To calculate the stress magnitudes arising in the piping, with a special emphasis on the small bore connections, a forced mechanical response analysis was performed using a numerical computer model. As well as using the as-built technical drawings the behaviour of the model was tuned to replicate the findings of in-field vibration measurements taken upon both the piping and the bracing. Tuning a piping model to replicate the dynamic behaviour of an operating piping system is not a trivial undertaking. Within this paper the effect of various factors that were given special attention in tuning (matching) the computational model will be discussed.
Special attention was given on how to ensure that the correct mechanical mode shapes were present in the model and that they were excited to the same level as in the field. These mode shapes were identified from the vibration measurements taken using a three-axis accelerometer. Factors such as equipment weights within the piping, and gaps and stiffnesses in the supporting deviate to varying degrees from those envisaged at the design stage in any piping system. Consequently the mechanical resonance modes predicted by the numerical model, initially based on the as-built technical drawings, exhibited some differences from those measured in the field. This was in terms of their shapes but also their response at a given excitation frequency.

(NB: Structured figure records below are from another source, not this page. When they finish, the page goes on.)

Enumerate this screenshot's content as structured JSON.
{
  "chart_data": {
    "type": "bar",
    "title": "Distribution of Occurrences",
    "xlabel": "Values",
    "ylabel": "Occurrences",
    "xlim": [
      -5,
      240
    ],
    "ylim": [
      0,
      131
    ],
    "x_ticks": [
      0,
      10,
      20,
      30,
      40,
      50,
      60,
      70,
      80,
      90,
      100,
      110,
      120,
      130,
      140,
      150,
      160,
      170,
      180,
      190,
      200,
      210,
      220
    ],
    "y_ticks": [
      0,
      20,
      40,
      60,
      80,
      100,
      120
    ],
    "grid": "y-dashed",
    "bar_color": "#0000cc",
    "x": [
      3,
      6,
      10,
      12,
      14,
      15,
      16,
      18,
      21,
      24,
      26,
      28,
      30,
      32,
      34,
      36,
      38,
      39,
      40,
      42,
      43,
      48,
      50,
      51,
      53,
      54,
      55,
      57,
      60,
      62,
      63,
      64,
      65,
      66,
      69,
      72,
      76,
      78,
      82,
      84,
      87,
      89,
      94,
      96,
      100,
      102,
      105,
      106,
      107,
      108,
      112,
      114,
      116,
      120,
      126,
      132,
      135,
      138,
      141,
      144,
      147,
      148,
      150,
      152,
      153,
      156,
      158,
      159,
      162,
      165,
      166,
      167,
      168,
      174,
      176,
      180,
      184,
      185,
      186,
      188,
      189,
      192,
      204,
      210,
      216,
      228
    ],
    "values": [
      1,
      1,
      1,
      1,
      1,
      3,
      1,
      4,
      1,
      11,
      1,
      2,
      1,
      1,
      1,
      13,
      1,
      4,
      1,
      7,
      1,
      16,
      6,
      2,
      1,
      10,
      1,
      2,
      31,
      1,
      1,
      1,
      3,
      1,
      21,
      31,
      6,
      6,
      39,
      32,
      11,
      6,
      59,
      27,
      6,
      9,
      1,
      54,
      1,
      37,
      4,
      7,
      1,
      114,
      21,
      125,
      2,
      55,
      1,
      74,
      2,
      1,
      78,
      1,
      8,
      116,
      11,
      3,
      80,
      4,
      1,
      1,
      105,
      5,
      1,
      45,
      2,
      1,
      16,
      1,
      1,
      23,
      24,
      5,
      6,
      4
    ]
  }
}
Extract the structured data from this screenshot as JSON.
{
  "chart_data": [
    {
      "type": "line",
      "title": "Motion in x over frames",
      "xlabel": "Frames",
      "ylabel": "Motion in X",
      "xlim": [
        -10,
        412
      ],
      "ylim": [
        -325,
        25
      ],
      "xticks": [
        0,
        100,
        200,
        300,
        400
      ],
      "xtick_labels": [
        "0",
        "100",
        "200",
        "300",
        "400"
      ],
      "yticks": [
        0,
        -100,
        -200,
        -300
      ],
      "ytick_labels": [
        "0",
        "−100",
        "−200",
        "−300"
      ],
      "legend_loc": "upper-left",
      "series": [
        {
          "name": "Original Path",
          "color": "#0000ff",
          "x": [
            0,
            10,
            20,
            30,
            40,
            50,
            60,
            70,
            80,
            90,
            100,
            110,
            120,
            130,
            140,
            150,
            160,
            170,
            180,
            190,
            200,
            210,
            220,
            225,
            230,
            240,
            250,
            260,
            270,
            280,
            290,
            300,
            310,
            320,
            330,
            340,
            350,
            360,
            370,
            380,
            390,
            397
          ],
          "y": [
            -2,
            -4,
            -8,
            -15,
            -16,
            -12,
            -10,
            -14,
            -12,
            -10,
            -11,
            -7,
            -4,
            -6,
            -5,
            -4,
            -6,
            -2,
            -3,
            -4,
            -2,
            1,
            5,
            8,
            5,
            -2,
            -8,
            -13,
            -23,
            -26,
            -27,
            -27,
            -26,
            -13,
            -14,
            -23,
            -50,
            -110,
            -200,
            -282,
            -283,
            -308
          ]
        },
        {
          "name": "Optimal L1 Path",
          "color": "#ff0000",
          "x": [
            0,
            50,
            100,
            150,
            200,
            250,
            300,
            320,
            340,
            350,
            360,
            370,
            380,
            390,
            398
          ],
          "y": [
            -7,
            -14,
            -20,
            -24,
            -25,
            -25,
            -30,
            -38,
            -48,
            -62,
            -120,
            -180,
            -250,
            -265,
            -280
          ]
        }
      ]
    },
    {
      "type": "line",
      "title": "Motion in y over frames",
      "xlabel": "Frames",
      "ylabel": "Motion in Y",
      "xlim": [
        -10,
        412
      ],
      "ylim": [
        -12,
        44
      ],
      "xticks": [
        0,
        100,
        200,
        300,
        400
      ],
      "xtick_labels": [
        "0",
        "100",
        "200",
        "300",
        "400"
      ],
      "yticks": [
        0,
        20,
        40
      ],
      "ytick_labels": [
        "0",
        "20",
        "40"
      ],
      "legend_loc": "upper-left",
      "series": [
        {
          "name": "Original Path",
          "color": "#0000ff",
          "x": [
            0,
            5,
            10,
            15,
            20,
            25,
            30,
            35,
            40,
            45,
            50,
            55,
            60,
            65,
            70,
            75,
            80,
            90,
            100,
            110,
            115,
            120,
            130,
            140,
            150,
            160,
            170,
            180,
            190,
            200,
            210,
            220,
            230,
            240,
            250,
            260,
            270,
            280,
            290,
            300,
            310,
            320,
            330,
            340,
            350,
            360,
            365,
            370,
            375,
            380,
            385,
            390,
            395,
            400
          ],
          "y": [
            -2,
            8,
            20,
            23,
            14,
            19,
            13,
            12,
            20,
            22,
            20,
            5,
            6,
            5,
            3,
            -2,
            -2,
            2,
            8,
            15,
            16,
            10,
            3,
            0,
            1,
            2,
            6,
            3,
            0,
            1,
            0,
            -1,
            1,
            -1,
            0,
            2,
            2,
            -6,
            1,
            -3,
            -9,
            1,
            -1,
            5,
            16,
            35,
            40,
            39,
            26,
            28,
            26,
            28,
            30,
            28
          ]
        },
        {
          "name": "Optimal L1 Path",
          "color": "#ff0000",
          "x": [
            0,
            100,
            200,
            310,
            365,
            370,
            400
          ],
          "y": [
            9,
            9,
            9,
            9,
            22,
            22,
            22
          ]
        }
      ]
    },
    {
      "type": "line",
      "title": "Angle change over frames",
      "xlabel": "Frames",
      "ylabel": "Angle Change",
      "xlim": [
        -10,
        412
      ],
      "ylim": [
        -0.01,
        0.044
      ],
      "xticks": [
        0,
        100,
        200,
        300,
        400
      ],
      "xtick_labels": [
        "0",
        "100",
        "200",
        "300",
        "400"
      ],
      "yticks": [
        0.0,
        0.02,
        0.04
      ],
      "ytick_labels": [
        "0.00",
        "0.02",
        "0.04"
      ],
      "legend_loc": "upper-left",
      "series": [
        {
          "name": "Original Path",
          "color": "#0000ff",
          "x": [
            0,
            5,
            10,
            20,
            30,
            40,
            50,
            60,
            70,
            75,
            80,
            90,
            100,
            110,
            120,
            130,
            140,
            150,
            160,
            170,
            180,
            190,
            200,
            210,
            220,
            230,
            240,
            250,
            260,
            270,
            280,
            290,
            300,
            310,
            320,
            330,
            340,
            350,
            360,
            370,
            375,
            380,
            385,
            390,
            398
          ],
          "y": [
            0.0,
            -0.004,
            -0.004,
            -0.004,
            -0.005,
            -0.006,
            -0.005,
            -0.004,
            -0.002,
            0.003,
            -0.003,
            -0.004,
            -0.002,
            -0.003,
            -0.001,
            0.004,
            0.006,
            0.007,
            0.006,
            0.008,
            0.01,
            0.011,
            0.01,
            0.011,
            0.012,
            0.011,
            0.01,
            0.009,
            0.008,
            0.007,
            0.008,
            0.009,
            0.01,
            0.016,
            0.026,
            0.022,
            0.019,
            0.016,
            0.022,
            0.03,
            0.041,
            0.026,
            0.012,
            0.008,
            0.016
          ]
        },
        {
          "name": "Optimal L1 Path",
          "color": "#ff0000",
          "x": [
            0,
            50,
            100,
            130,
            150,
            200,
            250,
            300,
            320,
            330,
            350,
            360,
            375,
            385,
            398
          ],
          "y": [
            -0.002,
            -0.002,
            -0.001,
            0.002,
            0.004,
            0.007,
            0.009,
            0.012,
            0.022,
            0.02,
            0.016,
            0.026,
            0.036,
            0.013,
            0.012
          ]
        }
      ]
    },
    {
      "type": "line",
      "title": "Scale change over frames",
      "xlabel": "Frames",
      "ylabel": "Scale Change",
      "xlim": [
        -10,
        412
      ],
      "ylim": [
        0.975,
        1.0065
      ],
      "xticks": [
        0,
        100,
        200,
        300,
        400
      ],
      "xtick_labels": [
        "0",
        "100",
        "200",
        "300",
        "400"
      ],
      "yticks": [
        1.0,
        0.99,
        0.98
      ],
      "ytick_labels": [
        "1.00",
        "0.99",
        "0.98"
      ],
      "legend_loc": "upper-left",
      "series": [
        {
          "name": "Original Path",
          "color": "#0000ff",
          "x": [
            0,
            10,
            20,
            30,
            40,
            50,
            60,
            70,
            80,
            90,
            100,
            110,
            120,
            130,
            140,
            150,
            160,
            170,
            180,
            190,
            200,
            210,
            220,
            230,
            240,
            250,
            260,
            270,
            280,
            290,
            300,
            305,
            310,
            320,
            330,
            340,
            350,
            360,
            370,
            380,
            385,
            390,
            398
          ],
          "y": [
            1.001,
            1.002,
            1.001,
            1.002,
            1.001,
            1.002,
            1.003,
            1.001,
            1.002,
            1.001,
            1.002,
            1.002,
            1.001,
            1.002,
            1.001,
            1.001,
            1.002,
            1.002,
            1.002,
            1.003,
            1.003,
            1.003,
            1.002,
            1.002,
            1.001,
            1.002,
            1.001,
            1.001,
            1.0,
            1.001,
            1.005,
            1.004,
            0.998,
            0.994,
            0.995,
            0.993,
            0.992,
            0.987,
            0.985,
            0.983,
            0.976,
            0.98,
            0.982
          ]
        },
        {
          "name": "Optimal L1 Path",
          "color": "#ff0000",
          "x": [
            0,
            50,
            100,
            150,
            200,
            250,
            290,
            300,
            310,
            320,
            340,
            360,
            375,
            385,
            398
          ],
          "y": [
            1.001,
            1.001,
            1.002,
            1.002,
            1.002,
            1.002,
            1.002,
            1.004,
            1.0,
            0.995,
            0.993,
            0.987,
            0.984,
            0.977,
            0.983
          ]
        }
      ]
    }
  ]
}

In tuning the model the stiffness of the spring loaded guide supports, both laterally and axially had to be varied, as well as the stiffness of the bracing of the small bore branches. Only by modifying these values was it possible to match the vibration amplitudes seen in the field with the computational simulation of the piping system. It is impossible to include these factors at the design stage and they are adressed by the requirement that all mechanical resonance modes should be above 2.4 times the compressor rotational speed. However unintensional installation factors could result in this margin not being met in the field, and thus this additional modelling step with a tuned model is required for determining the stress level and the margin of safety.
The output of the study was a robust set of conclusions to the operator of what changes should be made to ensure there was sufficient margin to prevent cracking in the line. The vibrations in the header lines were reduced using rigid supports where possible, given thermal expansion of the system, which have far fewer unknowns in their installation in the field than supports with pre-loaded springs. Additionally recommendations were given for the bracing and gussets on the small bore instrumentation lines so they were less sensitive to vibrations in the header.
In sharing this study though the intention is to increase the awareness of the factors that need to be considered when tuning a numerical piping model to replicate the field experience under a dynamic loading such as pressure pulsations. Thus increasing the accuracy of numerical simulations used for assessing potentially critical situations in the field.